Enormous Egg RollsFilling Ingredients:
2 lb. ground beef
1 head of bok choy or small head of cabbage sliced thinly
1 medium carrot, sliced with a vegetable peeler
1 medium onion, chopped
1 teaspoon fresh grated ginger
1/4 cup fresh cilantro, chopped finely
2 cloves garlic, grated
Egg Roll Wrappers
Cooking oil for frying
1 egg, beaten
1/4 cup Yellow mustard
1 tablespoon horseradish
- Preheat skillet. Drizzle with olive oil. Brown ground beef. Add onion, cabbage, garlic, and carrot. Cook uncovered until vegetables are tender and most of the liquid has evaporated.
- Add cilantro and ginger, and cook until cilantro is wilted, this will take just a few minutes. Remove from heat and let cool. Combine ingredients for spicy mustard, set aside.

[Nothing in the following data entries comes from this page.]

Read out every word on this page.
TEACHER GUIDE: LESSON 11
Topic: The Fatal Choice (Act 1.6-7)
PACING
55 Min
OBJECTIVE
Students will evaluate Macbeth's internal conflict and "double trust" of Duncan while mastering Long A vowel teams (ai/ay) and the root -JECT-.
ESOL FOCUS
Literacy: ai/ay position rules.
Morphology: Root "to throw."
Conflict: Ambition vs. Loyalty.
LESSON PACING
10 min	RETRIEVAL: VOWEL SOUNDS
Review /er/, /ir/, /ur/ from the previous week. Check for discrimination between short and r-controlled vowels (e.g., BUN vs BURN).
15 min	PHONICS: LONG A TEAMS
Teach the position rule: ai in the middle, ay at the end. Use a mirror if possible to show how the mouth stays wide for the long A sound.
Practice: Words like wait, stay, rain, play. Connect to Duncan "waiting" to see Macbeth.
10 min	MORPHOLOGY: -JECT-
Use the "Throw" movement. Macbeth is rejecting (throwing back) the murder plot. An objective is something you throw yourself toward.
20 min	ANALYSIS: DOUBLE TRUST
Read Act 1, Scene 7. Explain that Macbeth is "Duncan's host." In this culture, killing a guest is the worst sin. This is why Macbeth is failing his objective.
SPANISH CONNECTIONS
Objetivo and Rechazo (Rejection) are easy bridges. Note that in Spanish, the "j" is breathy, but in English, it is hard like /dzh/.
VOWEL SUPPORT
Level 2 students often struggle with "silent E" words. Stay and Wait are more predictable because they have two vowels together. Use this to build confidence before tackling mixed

- Preheat oil for frying, either use a deep fryer, or a skillet with enough oil to submerge egg-rolls to 350 degrees.
- Flour your work surface. Take an egg-roll wrapper and flour each side and shake off the excess. Put about 2 heaping tablespoons of the filling in the wrapper and fold like a burrito. Place the egg-roll wrapper so that it is in a diamond shape facing you, not a square shape, and start to roll, tucking in the edges. You may need to adjust the amount of filling till you get the hang of rolling the egg-rolls.
- Seal the edges closed with the beaten egg. You will have more than enough filling for the wrappers. You can use the leftovers and mix with rice for tasty leftovers. Submerge each egg-roll in the hot oil. Turn once and cook until golden brown.
- Drain on paper towels. Serve with spicy mustard.
Hope you guys love this recipe as this is one of my favorites.